- 2002 cover art
- Developer: Humongous Entertainment
- Publisher: Humongous Entertainment
- Programmer: Brian Pulliam
- Artist: Edward Pun
- Composer: Scott Lloyd Shelly
- Series: Putt-Putt
- Engine: SCUMM
- Platforms: Macintosh, Windows, iOS, Linux
- Release: Macintosh, Windows July 11, 2000 iOS October 4, 2013 Linux May 29, 2014
- Genre: Adventure
- Mode: Single-player

= Putt-Putt Joins the Circus =

2000 point-and-click adventure game

Putt-Putt Joins the Circus is a 2000 point-and-click adventure game developed and published by Humongous Entertainment under its Junior Adventures label.
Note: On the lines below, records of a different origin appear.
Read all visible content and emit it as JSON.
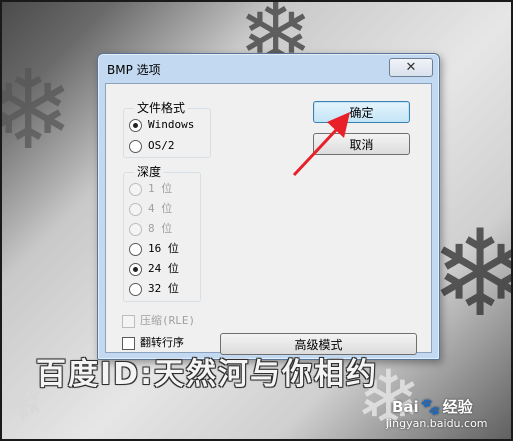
{
  "dialog": {
    "title": "BMP 选项",
    "close_glyph": "✕"
  },
  "file_format": {
    "label": "文件格式",
    "options": [
      {
        "label": "Windows",
        "checked": true
      },
      {
        "label": "OS/2",
        "checked": false
      }
    ]
  },
  "depth": {
    "label": "深度",
    "options": [
      {
        "label": "1 位",
        "checked": false,
        "disabled": true
      },
      {
        "label": "4 位",
        "checked": false,
        "disabled": true
      },
      {
        "label": "8 位",
        "checked": false,
        "disabled": true
      },
      {
        "label": "16 位",
        "checked": false,
        "disabled": false
      },
      {
        "label": "24 位",
        "checked": true,
        "disabled": false
      },
      {
        "label": "32 位",
        "checked": false,
        "disabled": false
      }
    ]
  },
  "compress": {
    "label": "压缩(RLE)",
    "checked": false,
    "disabled": true
  },
  "flip": {
    "label": "翻转行序",
    "checked": false
  },
  "buttons": {
    "ok": "确定",
    "cancel": "取消",
    "advanced": "高级模式"
  },
  "watermark": {
    "text": "百度ID:天然河与你相约",
    "logo_prefix": "Bai",
    "logo_paw": "🐾",
    "logo_suffix": "经验",
    "site": "jingyan.baidu.com"
  },
  "colors": {
    "arrow": "#e8202a",
    "title_bar": "#c3d9f1",
    "default_button": "#c4e5f6"
  },
  "background_icons": [
    "snowflake-icon"
  ]
}
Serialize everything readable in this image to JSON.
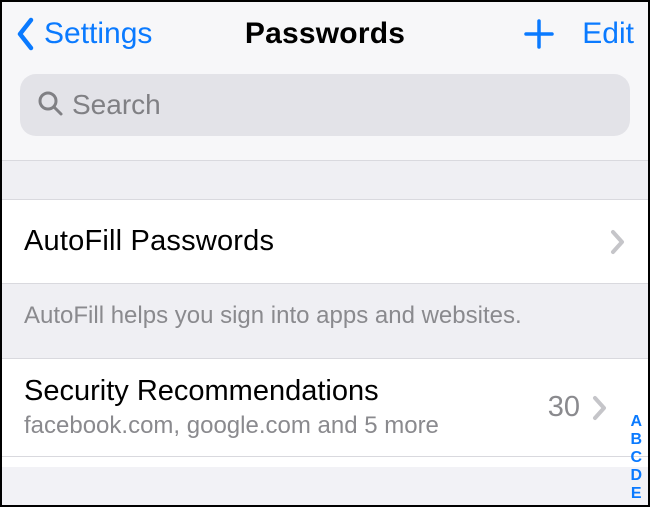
{
  "nav": {
    "back_label": "Settings",
    "title": "Passwords",
    "edit_label": "Edit"
  },
  "search": {
    "placeholder": "Search",
    "value": ""
  },
  "autofill": {
    "label": "AutoFill Passwords",
    "footer": "AutoFill helps you sign into apps and websites."
  },
  "security": {
    "title": "Security Recommendations",
    "subtitle": "facebook.com, google.com and 5 more",
    "count": "30"
  },
  "index_letters": [
    "A",
    "B",
    "C",
    "D",
    "E"
  ]
}
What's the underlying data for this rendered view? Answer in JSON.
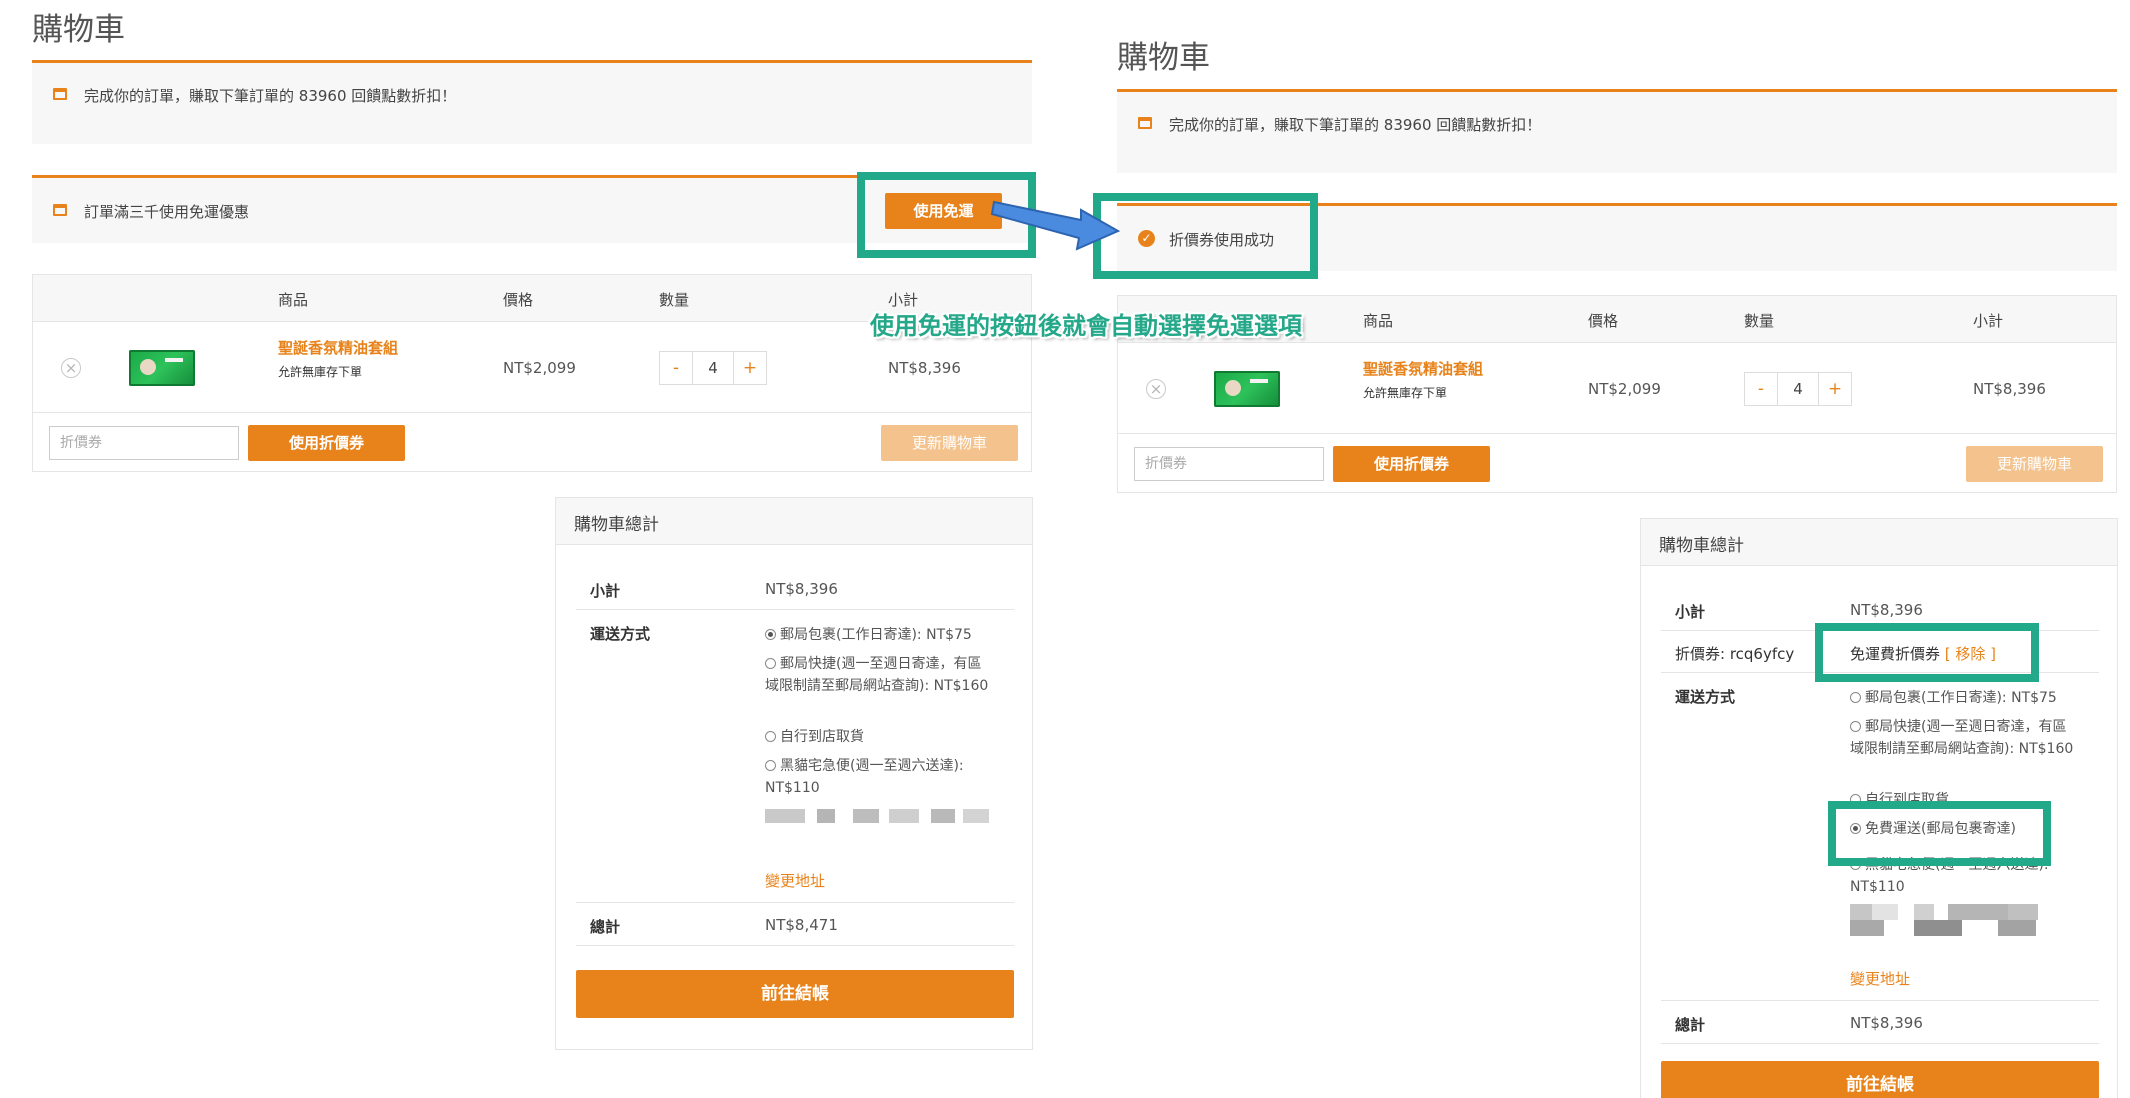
{
  "left": {
    "page_title": "購物車",
    "notice_points": "完成你的訂單，賺取下筆訂單的 83960 回饋點數折扣！",
    "notice_free_shipping": "訂單滿三千使用免運優惠",
    "use_free_shipping_button": "使用免運",
    "table": {
      "headers": [
        "商品",
        "價格",
        "數量",
        "小計"
      ],
      "product_name": "聖誕香氛精油套組",
      "product_note": "允許無庫存下單",
      "price": "NT$2,099",
      "qty_minus": "-",
      "qty": "4",
      "qty_plus": "+",
      "subtotal": "NT$8,396",
      "coupon_placeholder": "折價券",
      "apply_coupon": "使用折價券",
      "update_cart": "更新購物車"
    },
    "totals": {
      "title": "購物車總計",
      "subtotal_label": "小計",
      "subtotal_value": "NT$8,396",
      "shipping_label": "運送方式",
      "options": [
        "郵局包裹(工作日寄達): NT$75",
        "郵局快捷(週一至週日寄達，有區域限制請至郵局網站查詢): NT$160",
        "自行到店取貨",
        "黑貓宅急便(週一至週六送達): NT$110"
      ],
      "change_address": "變更地址",
      "total_label": "總計",
      "total_value": "NT$8,471",
      "checkout": "前往結帳"
    }
  },
  "right": {
    "page_title": "購物車",
    "notice_points": "完成你的訂單，賺取下筆訂單的 83960 回饋點數折扣！",
    "success_message": "折價券使用成功",
    "table": {
      "headers": [
        "商品",
        "價格",
        "數量",
        "小計"
      ],
      "product_name": "聖誕香氛精油套組",
      "product_note": "允許無庫存下單",
      "price": "NT$2,099",
      "qty_minus": "-",
      "qty": "4",
      "qty_plus": "+",
      "subtotal": "NT$8,396",
      "coupon_placeholder": "折價券",
      "apply_coupon": "使用折價券",
      "update_cart": "更新購物車"
    },
    "totals": {
      "title": "購物車總計",
      "subtotal_label": "小計",
      "subtotal_value": "NT$8,396",
      "coupon_label": "折價券: rcq6yfcy",
      "coupon_value": "免運費折價券",
      "coupon_remove": "[ 移除 ]",
      "shipping_label": "運送方式",
      "options": [
        "郵局包裹(工作日寄達): NT$75",
        "郵局快捷(週一至週日寄達，有區域限制請至郵局網站查詢): NT$160",
        "自行到店取貨",
        "免費運送(郵局包裹寄達)",
        "黑貓宅急便(週一至週六送達): NT$110"
      ],
      "selected_option": "免費運送(郵局包裹寄達)",
      "change_address": "變更地址",
      "total_label": "總計",
      "total_value": "NT$8,396",
      "checkout": "前往結帳"
    }
  },
  "annotation": {
    "caption": "使用免運的按鈕後就會自動選擇免運選項",
    "highlight_color": "#22a98a",
    "arrow_color": "#4a8be0"
  },
  "colors": {
    "accent": "#e8831b",
    "accent_faded": "#f4c28d"
  }
}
In the game, Putt-Putt must help the five performers of B.J. Sweeney's Big Top Circus prepare for a show.

The game is the sixth installment in the Putt-Putt series, being preceded by Putt-Putt Enters the Race in 1999 and followed by Putt-Putt: Pep's Birthday Surprise in 2003.

The game was released on July 11, 2000 for Microsoft Windows and Macintosh OS. It has since been re-released on Steam and ported to Linux, iOS, and Android.

==Plot==
Putt-Putt and Pep are traveling to Apple Valley to see B.J. Sweeney's Big Top Circus. On the way, they find a hungry goat blocking the road to Apple Valley, as well as the train tracks where a train named Roll-Along Cassidy is trying to deliver sawdust to the circus. Putt-Putt coaxes the goat off of the tracks with a flower bush, but the goat eats his circus ticket afterwards. Realizing their predicament, Cassidy decides to give Putt-Putt and Pep a ride to the circus, saying that B.J. Sweeney might be able to help them.

Upon arriving at the circus, Putt-Putt learns from B.J. that all of the circus' acts are having problems. He shows Putt-Putt a piece of paper, showing the performers of the five main performers: Honko the Clown, The Flying Porkowskis, Phillipe the Flea, Reginald the Lion and Katie Cannonball. Putt-Putt volunteers to help around the circus, which Sweeny agrees to.

After Putt-Putt helps all the acts, B.J. Sweeney rewards Putt-Putt by letting him perform in the circus. At the end, Putt-Putt presses a button that opens a curtain, and all the five main circus stars perform their tricks, ending the game.

==Gameplay==
Putt-Putt Joins the Circus uses the same mechanics as its predecessors including Putt-Putt's dashboard interface and some minigames included. Throughout the game the player must solve characters' problems and unite all five circus actors.

==Development==
All backgrounds, characters and animations were hand drawn. Between May 11 and 13, 2000, the game had debuted at E3 in Los Angeles.

==Reception==
===Critical reception===

Putt-Putt Joins the Circus was well received and earned a number of awards around its year of release.

Review score
| Publication | Score |
|---|---|
| PC Magazine | 4/5 |

Awards
| Publication | Award |
|---|---|
| Dr. Toy, Institute for Childhood Resources | 10 Best Software/CD-ROM/High-Tech Products for 2000 |
| Dr. Toy, Institute for Childhood Resources | 100 Best Children's Products for 2000 |
| National Parenting Publications Awards | Gold Award |
| Parent's Guide | Children's Media Award |
| Children's Software Revue | All Star Software Award |
| Choosing Children's Software | Best Picks Award |

===Commercial performance===
During the year 2001 alone, Putt-Putt Joins the Circus sold 82,400 retail units in North America, according to PC Data.